L'industrie polonaise de la viande continue à croître; cependant, une part importante des investissements dans ce sous-secteur est financée en externe, si bien que les entreprises sont fortement endettées. Le secteur polonais de la viande produit majoritairement du porc, mais cette production diminue en raison de la faiblesse des prix du porc et de la baisse de la rentabilité, en partie imputables à l'embargo alimentaire russe. Mais d'autre part, la production de volaille a doublé en dix ans, atteignant 2,2 millions de tonnes en 2014, et les résultats devraient encore augmenter en 2015. La Pologne est ainsi devenue l'un des plus grands producteurs de volaille de l'UE, cette production étant stimulée par l'accroissement de la demande domestique et la hausse des ventes à l'exportation.

Pour le secteur des produits laitiers, l'abolition des quotas laitiers de l'UE en avril 2015 s'est traduite par davantage de défis à court terme. Toutefois, à long terme les agriculteurs et les producteurs de lait polonais pourraient bénéficier de la levée des limites de production, en utilisant pleinement leurs capacités de production pour remplacer la part de marché russe qu'ils ont perdue.

Vu la fragmentation qui caractérise actuellement le secteur agroalimentaire polonais, la poursuite du processus de concentration et de consolidation est fort probable. Ce processus est d'ailleurs déjà en cours dans le segment de la transformation des aliments avec l'appui de fonds d'investissement; dans le segment des producteurs, en revanche, la consolidation ne fait que démarrer.

Le défi qui attend prochainement les grandes chaînes de supermarchés (étrangères, pour la plupart) pourrait marquer un changement dans les politiques économiques: le parti polonais Droit et Justice, qui a remporté les élections législatives d'octobre 2015, a annoncé son intention d'introduire début 2016 une taxe extraordinaire sur les supermarchés afin de protéger les petites entreprises de distribution domestiques.
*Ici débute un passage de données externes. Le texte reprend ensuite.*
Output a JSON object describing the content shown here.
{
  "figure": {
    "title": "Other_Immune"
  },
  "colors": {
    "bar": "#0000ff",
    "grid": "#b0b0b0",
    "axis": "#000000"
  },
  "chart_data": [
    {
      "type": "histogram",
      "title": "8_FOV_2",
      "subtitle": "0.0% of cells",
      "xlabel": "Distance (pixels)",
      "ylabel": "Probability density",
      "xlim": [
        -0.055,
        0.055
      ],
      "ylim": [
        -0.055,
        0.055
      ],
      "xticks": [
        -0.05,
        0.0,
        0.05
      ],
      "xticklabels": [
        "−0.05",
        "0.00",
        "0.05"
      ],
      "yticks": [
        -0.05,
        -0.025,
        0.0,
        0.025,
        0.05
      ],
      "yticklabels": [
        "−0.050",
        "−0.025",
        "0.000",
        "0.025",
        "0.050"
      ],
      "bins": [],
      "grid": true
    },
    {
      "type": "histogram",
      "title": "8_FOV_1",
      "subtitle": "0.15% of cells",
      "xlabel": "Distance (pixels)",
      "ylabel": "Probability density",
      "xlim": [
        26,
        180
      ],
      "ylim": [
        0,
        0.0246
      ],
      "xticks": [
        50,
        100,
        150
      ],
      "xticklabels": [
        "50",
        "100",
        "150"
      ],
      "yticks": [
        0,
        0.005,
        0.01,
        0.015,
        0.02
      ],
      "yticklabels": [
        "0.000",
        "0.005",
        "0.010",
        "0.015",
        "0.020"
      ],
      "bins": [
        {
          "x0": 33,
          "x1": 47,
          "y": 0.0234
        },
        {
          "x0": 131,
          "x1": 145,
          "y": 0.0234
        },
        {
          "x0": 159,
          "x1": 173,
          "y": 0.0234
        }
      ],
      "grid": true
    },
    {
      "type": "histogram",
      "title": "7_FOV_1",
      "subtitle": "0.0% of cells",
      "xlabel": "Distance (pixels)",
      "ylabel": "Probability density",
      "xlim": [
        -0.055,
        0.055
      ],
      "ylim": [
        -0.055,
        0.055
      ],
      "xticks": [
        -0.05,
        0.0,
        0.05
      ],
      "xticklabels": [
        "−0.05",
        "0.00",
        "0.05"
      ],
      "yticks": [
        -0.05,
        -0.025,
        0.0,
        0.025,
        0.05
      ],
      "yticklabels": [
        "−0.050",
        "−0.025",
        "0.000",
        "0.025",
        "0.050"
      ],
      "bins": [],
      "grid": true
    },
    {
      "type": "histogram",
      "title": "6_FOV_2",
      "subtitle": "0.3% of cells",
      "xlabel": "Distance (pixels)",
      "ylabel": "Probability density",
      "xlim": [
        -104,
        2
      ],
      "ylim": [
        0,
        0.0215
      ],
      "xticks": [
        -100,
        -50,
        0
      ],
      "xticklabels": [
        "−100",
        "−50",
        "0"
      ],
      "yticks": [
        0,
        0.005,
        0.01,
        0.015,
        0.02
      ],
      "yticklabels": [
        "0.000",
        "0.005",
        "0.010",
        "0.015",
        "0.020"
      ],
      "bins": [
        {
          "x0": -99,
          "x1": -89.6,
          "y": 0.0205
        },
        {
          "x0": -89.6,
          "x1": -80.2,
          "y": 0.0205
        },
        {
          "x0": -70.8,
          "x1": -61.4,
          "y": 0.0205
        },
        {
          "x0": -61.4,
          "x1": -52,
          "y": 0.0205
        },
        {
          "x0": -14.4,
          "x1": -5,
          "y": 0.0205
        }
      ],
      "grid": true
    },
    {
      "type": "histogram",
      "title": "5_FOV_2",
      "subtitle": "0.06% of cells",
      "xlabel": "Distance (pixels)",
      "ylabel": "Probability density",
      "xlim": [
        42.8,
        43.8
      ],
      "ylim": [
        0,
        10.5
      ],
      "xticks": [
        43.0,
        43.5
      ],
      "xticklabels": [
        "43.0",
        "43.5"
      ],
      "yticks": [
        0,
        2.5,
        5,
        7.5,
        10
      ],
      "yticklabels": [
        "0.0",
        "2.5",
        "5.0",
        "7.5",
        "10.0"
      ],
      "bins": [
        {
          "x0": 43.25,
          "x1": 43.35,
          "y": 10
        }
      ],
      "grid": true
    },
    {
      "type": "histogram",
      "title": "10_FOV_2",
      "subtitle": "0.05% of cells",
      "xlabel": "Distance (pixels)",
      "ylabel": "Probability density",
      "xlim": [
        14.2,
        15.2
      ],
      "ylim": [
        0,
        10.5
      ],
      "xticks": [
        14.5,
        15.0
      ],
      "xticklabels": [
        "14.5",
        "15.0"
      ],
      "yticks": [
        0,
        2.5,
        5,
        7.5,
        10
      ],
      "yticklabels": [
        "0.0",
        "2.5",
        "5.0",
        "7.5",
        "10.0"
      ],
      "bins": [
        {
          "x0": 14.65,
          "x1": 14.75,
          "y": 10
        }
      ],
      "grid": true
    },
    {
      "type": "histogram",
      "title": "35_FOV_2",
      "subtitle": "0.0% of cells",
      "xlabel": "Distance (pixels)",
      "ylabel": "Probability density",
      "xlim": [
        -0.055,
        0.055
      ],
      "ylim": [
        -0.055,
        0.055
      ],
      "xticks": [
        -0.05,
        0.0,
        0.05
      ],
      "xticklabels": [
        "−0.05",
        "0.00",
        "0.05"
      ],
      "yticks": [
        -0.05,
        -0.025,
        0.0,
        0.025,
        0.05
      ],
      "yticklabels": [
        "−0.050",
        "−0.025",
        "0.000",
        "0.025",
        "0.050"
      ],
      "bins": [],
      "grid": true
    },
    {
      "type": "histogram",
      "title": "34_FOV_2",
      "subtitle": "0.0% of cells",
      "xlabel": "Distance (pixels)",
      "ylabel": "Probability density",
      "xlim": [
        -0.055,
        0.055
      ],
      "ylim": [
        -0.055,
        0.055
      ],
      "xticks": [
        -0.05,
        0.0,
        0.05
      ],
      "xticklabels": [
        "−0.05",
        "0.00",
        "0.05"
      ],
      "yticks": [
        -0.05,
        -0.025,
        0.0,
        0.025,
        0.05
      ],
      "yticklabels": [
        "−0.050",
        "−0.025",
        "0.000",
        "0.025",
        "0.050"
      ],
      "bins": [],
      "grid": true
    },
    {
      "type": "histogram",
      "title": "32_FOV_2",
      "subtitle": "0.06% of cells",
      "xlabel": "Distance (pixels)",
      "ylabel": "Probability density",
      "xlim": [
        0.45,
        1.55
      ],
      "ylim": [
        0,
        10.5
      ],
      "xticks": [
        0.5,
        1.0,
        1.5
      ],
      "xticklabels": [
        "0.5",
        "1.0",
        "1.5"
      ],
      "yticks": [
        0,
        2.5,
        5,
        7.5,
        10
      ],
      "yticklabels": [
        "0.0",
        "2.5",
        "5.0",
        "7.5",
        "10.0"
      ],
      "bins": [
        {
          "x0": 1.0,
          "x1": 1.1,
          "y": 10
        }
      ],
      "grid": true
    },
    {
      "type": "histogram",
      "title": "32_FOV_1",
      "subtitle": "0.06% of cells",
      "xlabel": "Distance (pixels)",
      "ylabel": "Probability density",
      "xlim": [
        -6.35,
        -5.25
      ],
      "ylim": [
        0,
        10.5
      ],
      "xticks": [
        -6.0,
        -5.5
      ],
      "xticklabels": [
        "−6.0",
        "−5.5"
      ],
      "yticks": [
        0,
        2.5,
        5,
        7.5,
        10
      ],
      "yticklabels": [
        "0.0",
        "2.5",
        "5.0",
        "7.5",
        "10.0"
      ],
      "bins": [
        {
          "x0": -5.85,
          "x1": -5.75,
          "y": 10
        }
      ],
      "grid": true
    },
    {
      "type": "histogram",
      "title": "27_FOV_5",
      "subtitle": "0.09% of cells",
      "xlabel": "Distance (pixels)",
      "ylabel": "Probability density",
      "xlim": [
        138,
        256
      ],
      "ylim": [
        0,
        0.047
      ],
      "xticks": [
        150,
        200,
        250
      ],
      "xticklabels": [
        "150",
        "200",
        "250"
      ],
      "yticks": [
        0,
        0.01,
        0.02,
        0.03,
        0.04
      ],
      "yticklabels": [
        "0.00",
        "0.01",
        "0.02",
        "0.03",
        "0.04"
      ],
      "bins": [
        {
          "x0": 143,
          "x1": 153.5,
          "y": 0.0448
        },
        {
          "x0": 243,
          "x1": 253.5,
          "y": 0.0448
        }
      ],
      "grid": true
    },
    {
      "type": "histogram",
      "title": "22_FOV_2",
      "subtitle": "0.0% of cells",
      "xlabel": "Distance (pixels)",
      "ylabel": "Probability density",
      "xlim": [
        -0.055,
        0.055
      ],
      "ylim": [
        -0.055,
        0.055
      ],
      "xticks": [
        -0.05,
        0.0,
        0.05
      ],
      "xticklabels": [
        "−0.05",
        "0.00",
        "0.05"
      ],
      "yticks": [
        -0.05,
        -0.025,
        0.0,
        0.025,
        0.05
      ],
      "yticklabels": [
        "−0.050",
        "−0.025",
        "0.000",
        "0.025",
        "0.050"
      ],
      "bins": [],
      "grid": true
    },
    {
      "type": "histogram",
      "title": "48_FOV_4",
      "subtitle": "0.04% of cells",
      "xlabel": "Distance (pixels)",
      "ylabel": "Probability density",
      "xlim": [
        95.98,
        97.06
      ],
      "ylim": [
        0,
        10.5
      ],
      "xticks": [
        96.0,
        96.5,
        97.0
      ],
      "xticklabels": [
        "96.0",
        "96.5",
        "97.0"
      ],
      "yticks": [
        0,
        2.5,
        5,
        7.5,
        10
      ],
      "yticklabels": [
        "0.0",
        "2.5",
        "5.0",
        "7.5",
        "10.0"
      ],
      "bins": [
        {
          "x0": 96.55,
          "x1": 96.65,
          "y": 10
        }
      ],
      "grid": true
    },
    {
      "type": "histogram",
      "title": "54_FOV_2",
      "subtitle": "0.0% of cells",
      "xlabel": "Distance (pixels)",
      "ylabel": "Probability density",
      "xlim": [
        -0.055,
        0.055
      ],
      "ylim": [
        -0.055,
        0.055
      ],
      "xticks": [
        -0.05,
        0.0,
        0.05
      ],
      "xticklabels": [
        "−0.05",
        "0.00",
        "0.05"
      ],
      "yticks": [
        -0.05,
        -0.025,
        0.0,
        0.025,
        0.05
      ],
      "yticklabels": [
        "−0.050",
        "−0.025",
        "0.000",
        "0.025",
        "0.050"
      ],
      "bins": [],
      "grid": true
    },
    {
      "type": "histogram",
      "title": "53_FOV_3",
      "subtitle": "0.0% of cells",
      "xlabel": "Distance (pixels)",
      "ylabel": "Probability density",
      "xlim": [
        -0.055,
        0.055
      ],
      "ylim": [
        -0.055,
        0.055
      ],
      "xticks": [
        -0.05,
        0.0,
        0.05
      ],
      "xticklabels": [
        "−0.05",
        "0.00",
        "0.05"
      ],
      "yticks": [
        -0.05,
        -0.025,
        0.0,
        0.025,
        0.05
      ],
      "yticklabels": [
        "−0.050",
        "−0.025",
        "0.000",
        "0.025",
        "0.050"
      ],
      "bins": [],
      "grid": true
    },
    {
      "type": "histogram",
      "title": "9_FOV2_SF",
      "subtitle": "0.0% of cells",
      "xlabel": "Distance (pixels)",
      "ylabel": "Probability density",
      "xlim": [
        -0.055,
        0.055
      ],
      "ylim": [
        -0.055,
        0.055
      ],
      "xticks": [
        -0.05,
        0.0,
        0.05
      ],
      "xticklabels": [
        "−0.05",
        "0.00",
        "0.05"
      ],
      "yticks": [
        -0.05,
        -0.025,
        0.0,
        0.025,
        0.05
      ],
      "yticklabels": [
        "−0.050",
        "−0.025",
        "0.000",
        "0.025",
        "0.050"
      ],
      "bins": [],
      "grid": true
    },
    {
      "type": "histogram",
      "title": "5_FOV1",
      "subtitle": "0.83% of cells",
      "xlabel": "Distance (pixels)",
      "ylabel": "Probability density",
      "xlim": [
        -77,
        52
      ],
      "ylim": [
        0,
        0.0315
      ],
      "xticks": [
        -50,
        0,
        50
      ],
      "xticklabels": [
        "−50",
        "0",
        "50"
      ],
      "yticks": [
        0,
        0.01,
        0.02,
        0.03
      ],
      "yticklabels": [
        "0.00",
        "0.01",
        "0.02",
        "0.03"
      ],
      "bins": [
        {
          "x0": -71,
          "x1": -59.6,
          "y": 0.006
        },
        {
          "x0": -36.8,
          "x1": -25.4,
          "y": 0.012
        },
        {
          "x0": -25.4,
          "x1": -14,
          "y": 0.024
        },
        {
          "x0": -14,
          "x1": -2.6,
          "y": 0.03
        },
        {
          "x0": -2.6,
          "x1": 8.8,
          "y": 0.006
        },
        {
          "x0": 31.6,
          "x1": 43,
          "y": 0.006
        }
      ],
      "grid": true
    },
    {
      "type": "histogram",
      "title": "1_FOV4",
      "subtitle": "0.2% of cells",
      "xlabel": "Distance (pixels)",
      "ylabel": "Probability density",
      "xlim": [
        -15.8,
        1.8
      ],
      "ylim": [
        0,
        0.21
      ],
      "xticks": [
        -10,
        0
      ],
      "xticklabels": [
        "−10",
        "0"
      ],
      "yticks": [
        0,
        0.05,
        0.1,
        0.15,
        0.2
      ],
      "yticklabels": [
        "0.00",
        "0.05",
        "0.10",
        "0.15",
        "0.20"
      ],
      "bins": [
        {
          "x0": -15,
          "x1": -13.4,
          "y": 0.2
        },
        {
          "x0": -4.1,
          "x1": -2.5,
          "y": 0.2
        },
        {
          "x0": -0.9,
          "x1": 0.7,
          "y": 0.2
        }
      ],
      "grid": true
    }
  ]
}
Des difficultés pourraient aussi découler de la taxe extraordinaire sur les actifs bancaires, également prévue. Celle-ci pourrait en effet avoir un effet négatif sur le financement externe des entreprises polonaises – surtout pour celles du secteur agroalimentaire où la dépendance à l'égard du financement bancaire et l'endettement global sont élevés.

En moyenne, les délais de paiements dans le secteur agroalimentaire sont toujours de 45 jours environ. Nous pensons que le nombre de retards de paiement et de faillites devrait rester stable, voire même diminuer légèrement, au cours des prochains mois.

Comme les conséquences prévues de l'embargo russe sont bien loin de s'être concrétisées, notre politique de couverture du secteur agroalimentaire polonais reste très souple. Toutefois, l'introduction prévue de la nouvelle taxe nous rend plus prudents à l'égard du segment de la distribution. Il en va de même pour les segments des abattoirs, de la transformation de la viande rouge, des élevages de porc et des produits laitiers, dont les marges bénéficiaires sont en déclin.